A policy linking further aid to a shift in Myanmar’s approach to the crisis is increasingly being advocated by the White House, Norway, the Gulf states, and other ASEAN countries. The effectiveness of this solution remains to be seen.

After Myanmar- a European Model?

Such a crisis in South-East Asian waters has not been seen since the boat people fleeing from Vietnam in the late 1970s. While Bangladesh hosts around 32,000 registered refugees (and 200 unregistered ones), its refugee camps are in a squalid state, leading many to risk the voyage across the Bay of Bengal. Malaysia, Indonesia, and, increasingly, Thailand are now preferred destinations. The cost of hosting refugees is borne by the UN and other donors.

The model for dealing with the European crisis requires refugees to be divided up amongst countries based on factors like prosperity, number of refugees already taken in and so on. South-East Asian countries are looking to establish a similar model. Although the region is relatively poorer than Europe, certain wealthy states such as Singapore, Japan and China are willing to aid these refugees. The Arab state, who are closely invested in the fate of the Rohingya, are also pitching in.

‘Providing provisions and sending refugees away’ is definitely not the solution. It is clear that the Rohingya are, quite literally, fighting for their lives, and when they are turned away and denied a better life in other countries- the right to live with dignity being a basic human right- they are being let down by their fellow humans. The government of an impoverished African country, the Gambia, has offered help- surely, Myanmar’s neighbours can also do their part. Calling the boat people ‘illegal labourers’ (as the Australian Foreign Minister Julie Bishop did recently), or merely stating that they are ‘mentally sick and could have better lives in Bangladesh’ (as Bangladeshi PM Sheikh Hasina stated) does not detract from the fact that 25,000 people are adrift in the Bay of Bengal without hope.

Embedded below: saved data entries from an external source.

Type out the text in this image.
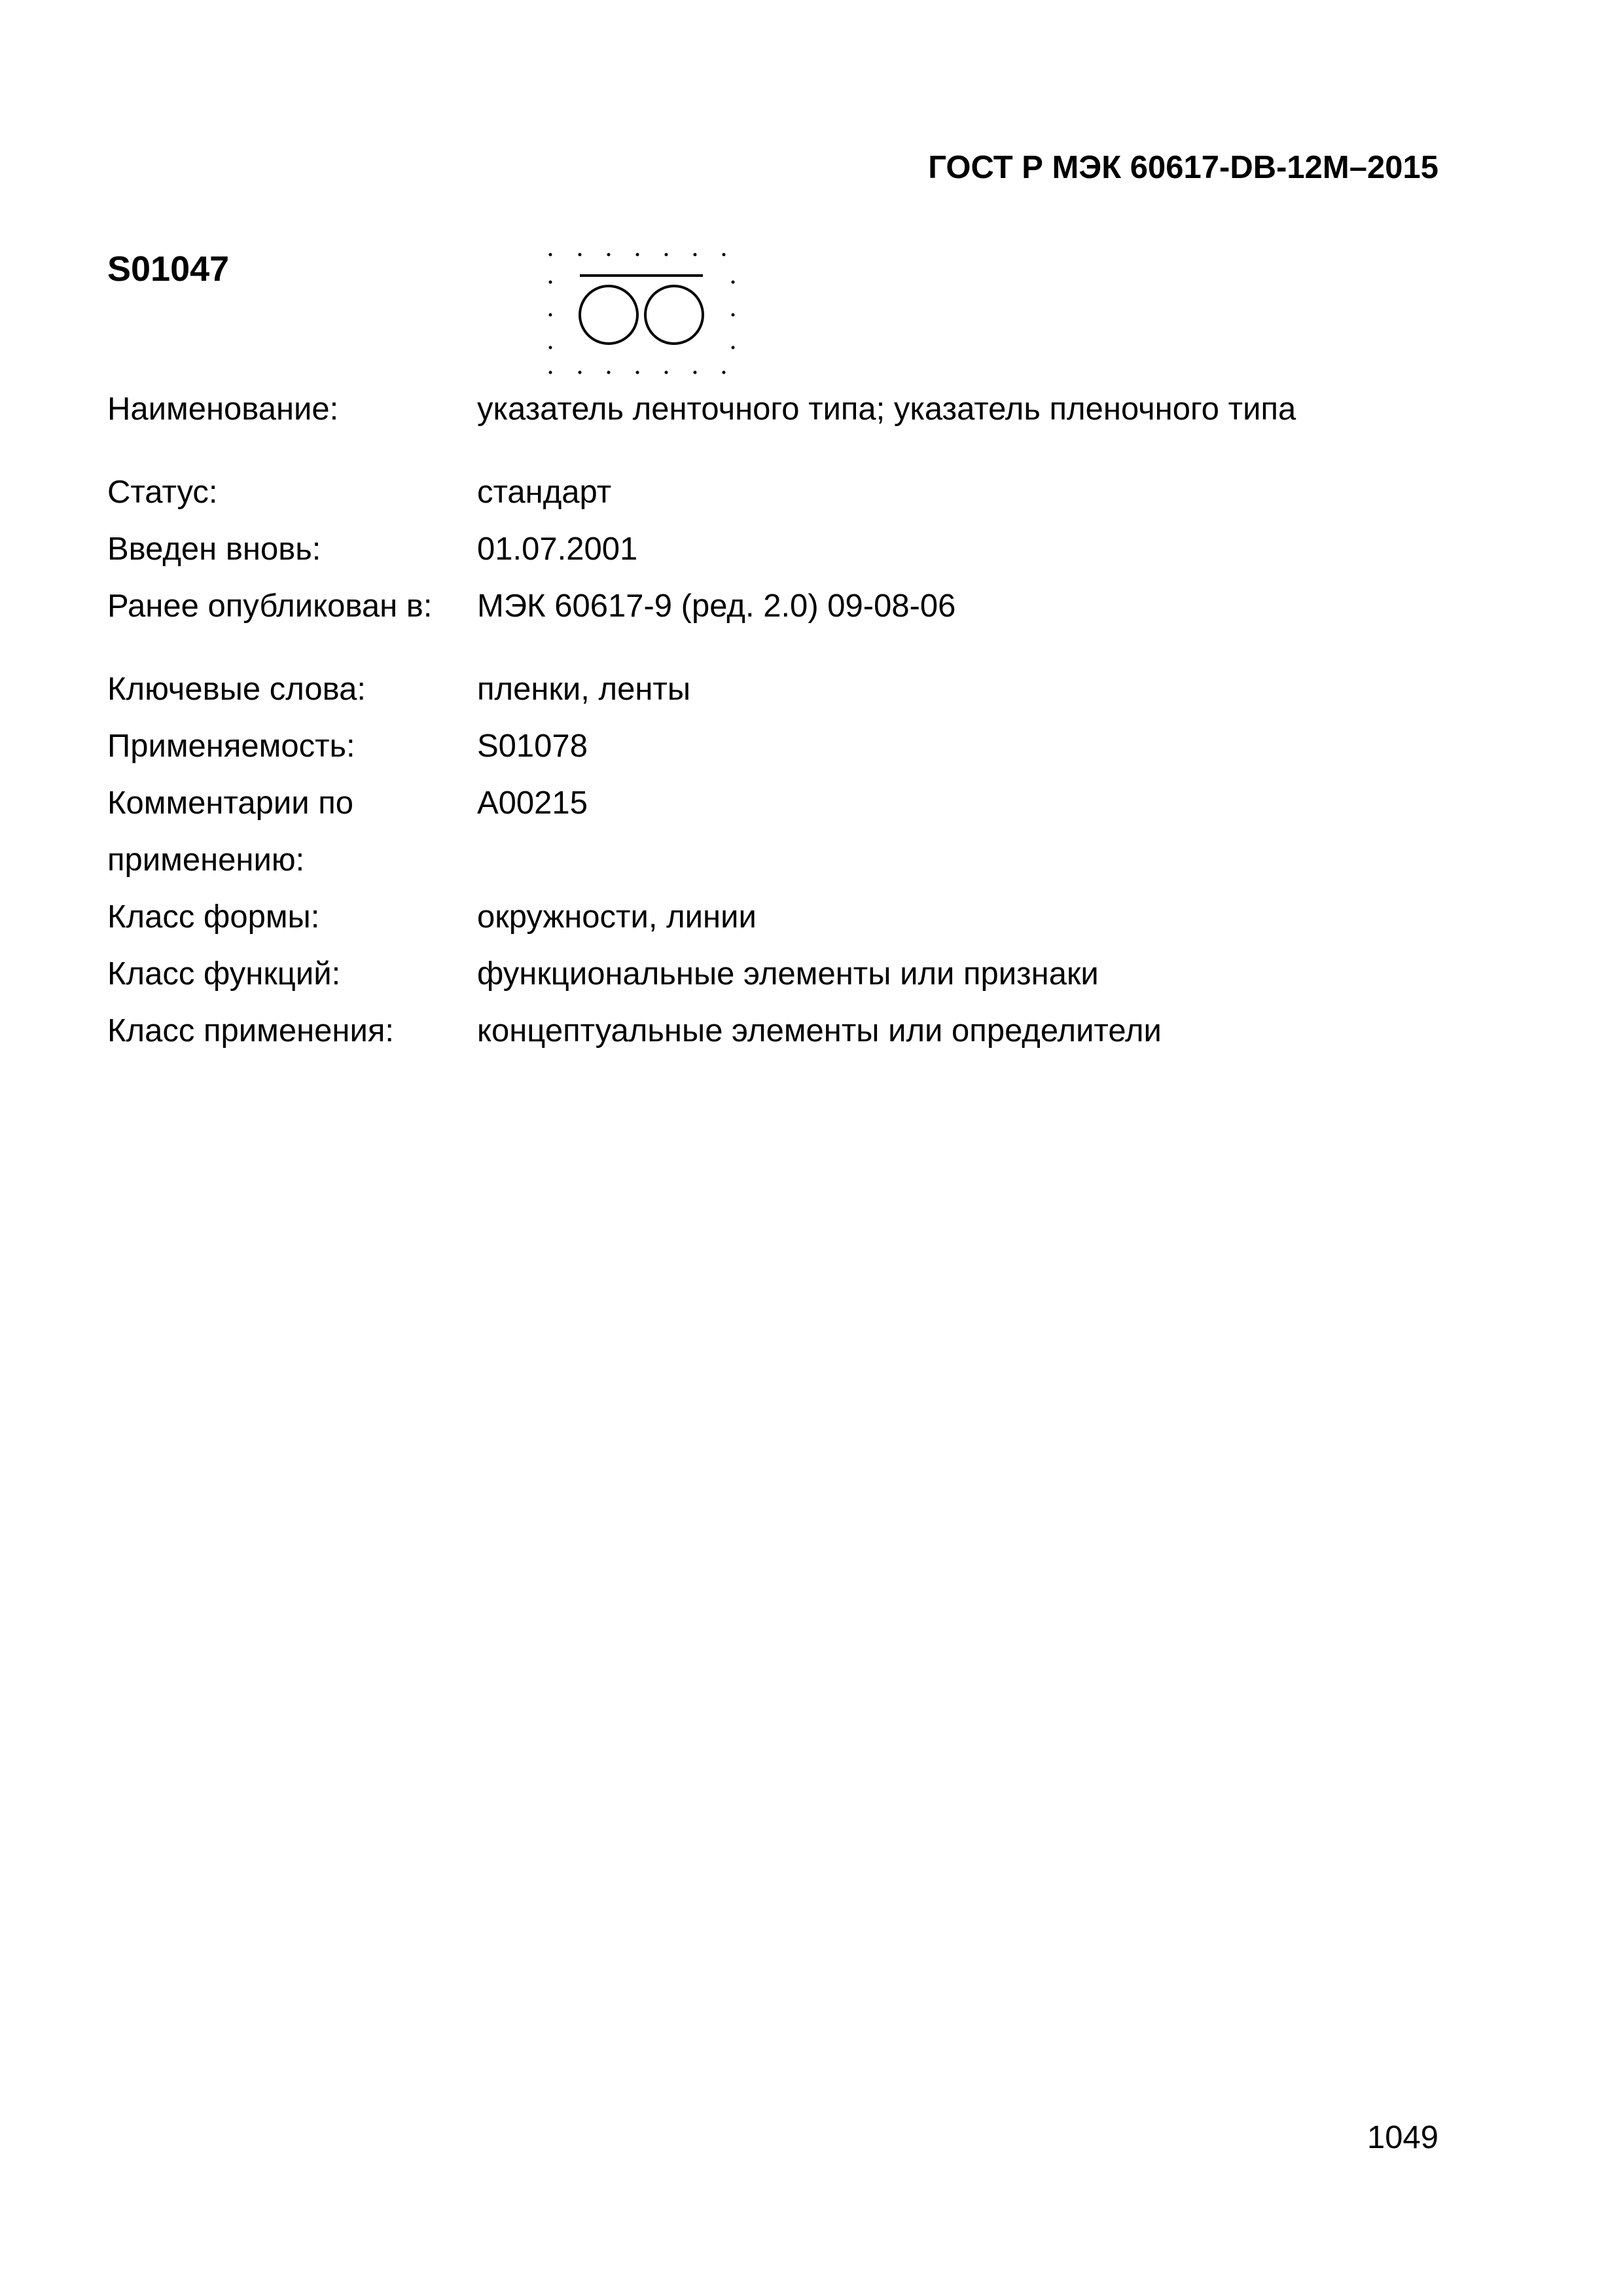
ГОСТ Р МЭК 60617-DB-12М–2015
S01047
Наименование:	указатель ленточного типа; указатель пленочного типа
Статус:	стандарт
Введен вновь:	01.07.2001
Ранее опубликован в:	МЭК 60617-9 (ред. 2.0) 09-08-06
Ключевые слова:	пленки, ленты
Применяемость:	S01078
Комментарии по применению:	A00215
Класс формы:	окружности, линии
Класс функций:	функциональные элементы или признаки
Класс применения:	концептуальные элементы или определители
1049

Indonesia, Malaysia and the Philippines have agreed to host 7000 migrants for a year. Although Thailand largely ignored the crisis in May, recent positive statements by its ministers have given hope to refugees. While it tolerated the human trafficking and smuggling in the past (it continues to serve as a transit point for refugees fleeing to South-East Asian shores), it is at last beginning to respond to the plight of the Rohingya. Gulf funding could convince these countries to resettle refugees- or, at the very least, not to turn them away or sink their boats.

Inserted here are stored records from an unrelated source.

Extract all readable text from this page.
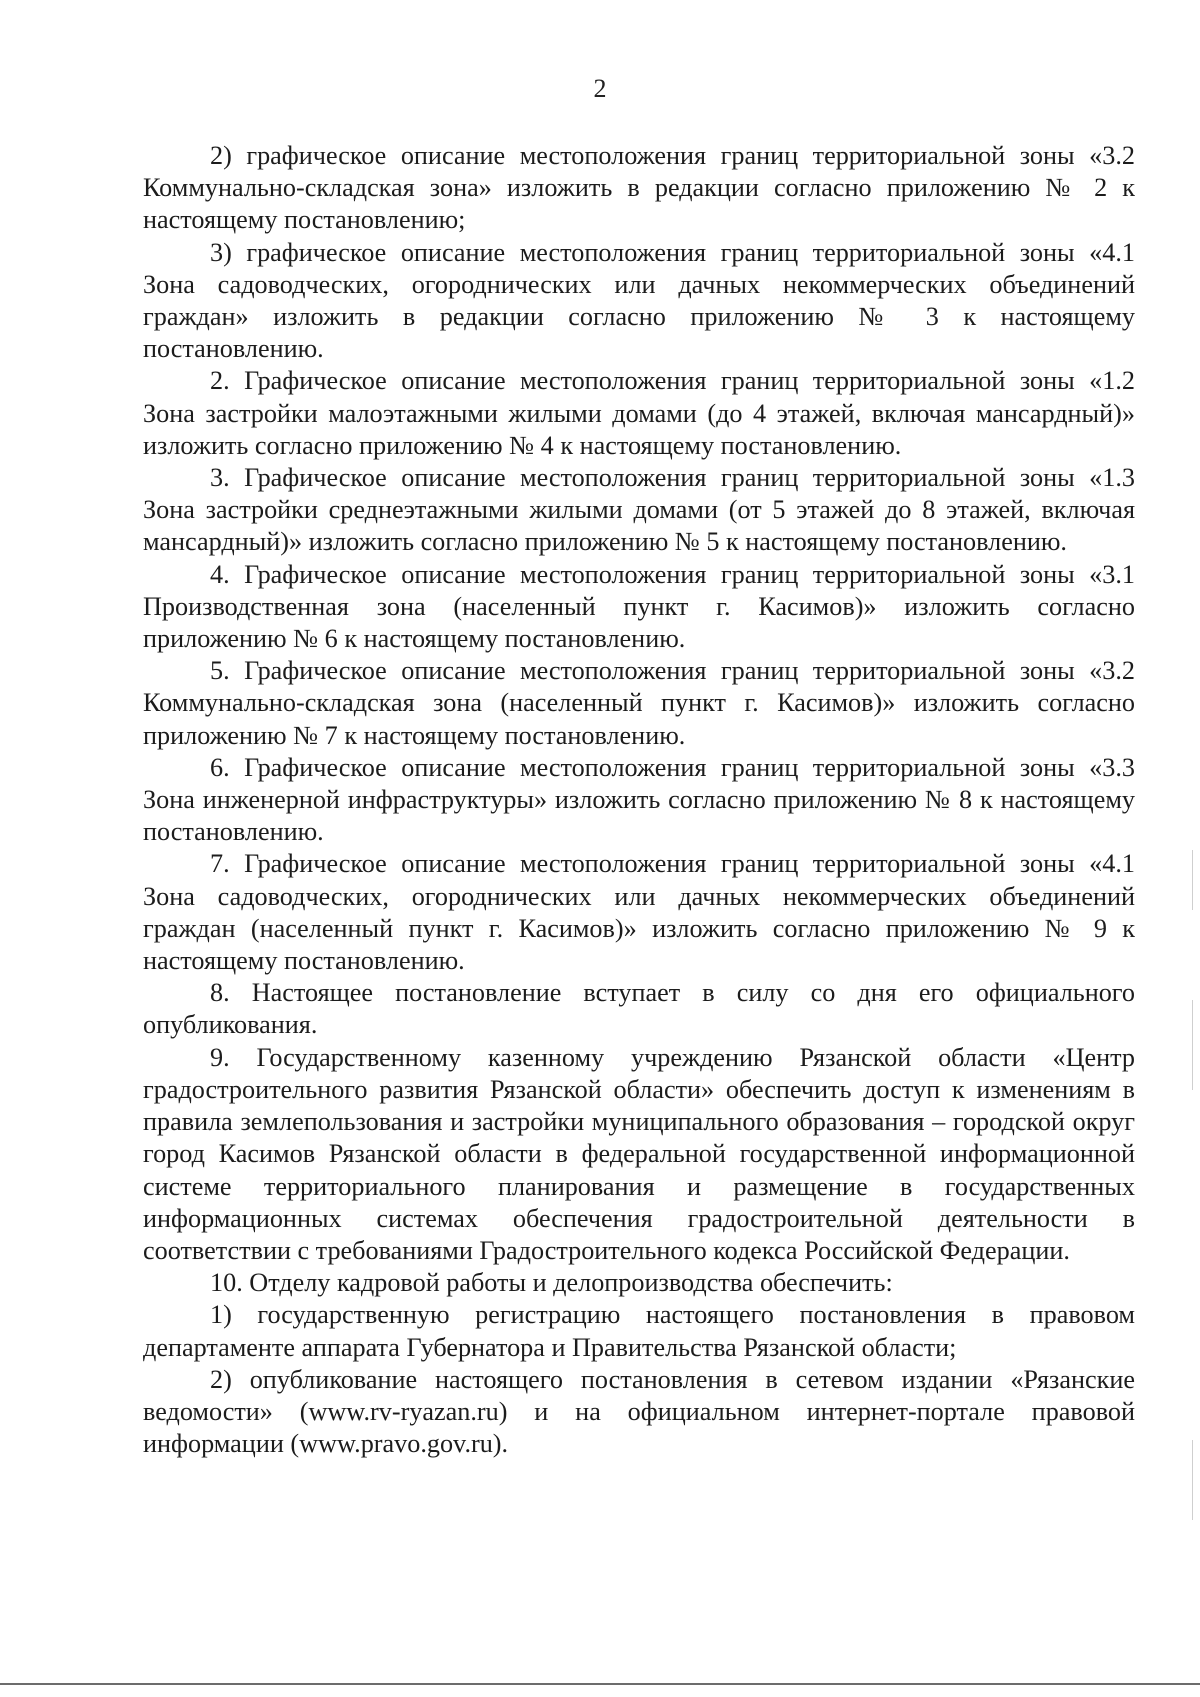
2

2) графическое описание местоположения границ территориальной зоны «3.2 Коммунально-складская зона» изложить в редакции согласно приложению № 2 к настоящему постановлению;

3) графическое описание местоположения границ территориальной зоны «4.1 Зона садоводческих, огороднических или дачных некоммерческих объединений граждан» изложить в редакции согласно приложению № 3 к настоящему постановлению.

2. Графическое описание местоположения границ территориальной зоны «1.2 Зона застройки малоэтажными жилыми домами (до 4 этажей, включая мансардный)» изложить согласно приложению № 4 к настоящему постановлению.

3. Графическое описание местоположения границ территориальной зоны «1.3 Зона застройки среднеэтажными жилыми домами (от 5 этажей до 8 этажей, включая мансардный)» изложить согласно приложению № 5 к настоящему постановлению.

4. Графическое описание местоположения границ территориальной зоны «3.1 Производственная зона (населенный пункт г. Касимов)» изложить согласно приложению № 6 к настоящему постановлению.

5. Графическое описание местоположения границ территориальной зоны «3.2 Коммунально-складская зона (населенный пункт г. Касимов)» изложить согласно приложению № 7 к настоящему постановлению.

6. Графическое описание местоположения границ территориальной зоны «3.3 Зона инженерной инфраструктуры» изложить согласно приложению № 8 к настоящему постановлению.

7. Графическое описание местоположения границ территориальной зоны «4.1 Зона садоводческих, огороднических или дачных некоммерческих объединений граждан (населенный пункт г. Касимов)» изложить согласно приложению № 9 к настоящему постановлению.

8. Настоящее постановление вступает в силу со дня его официального опубликования.

9. Государственному казенному учреждению Рязанской области «Центр градостроительного развития Рязанской области» обеспечить доступ к изменениям в правила землепользования и застройки муниципального образования – городской округ город Касимов Рязанской области в федеральной государственной информационной системе территориального планирования и размещение в государственных информационных системах обеспечения градостроительной деятельности в соответствии с требованиями Градостроительного кодекса Российской Федерации.

10. Отделу кадровой работы и делопроизводства обеспечить:

1) государственную регистрацию настоящего постановления в правовом департаменте аппарата Губернатора и Правительства Рязанской области;

2) опубликование настоящего постановления в сетевом издании «Рязанские ведомости» (www.rv-ryazan.ru) и на официальном интернет-портале правовой информации (www.pravo.gov.ru).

The fact that so many refugees die while in transit and are abandoned in rickety boats on the seas by traffickers is a cause for concern, and one that is slated to be taken up by the UN. The monsoon has temporarily reduced the number of Rohingya boarding boats, owing to the treacherous conditions of the Indian Ocean. However, when calmer weather returns in the autumn, the exodus is expected to be as high as in the spring of 2015.

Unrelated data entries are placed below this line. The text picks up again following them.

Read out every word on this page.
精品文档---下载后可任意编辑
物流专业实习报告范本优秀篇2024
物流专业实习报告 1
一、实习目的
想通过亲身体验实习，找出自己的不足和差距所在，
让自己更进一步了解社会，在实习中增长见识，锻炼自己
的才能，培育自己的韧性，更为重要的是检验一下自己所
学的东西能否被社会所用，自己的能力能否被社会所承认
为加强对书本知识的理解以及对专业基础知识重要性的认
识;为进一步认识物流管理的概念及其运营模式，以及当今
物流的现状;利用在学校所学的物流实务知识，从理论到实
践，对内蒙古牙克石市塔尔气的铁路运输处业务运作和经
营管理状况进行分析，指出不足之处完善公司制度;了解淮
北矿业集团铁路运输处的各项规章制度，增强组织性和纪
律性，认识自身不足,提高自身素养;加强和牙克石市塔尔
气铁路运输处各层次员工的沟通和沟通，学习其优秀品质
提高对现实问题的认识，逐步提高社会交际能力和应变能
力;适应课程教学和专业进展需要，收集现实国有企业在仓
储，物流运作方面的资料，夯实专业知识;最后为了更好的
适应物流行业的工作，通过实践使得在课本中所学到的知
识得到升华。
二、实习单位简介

Only global attention led to the beginnings of a solution, and only continued global pressure is likely to have an impact. While countries have vested interests in protecting these refugees, primarily the need to present a humanitarian face to the international community, it cannot be denied that the situation is currently so dire that any and all aid is welcomed. The United Nations High Commissioner for Refugees’ (UNHCR) resources have already been stretched thin as it struggles to combat the global refugee crisis with grossly inadequate funds. But the Rohingya crisis is an issue that deserves more attention. Myanmar must answer for its persecution of the Rohingya- but more pressingly, the desperate refugees in boats must be given immediate help. The world is watching.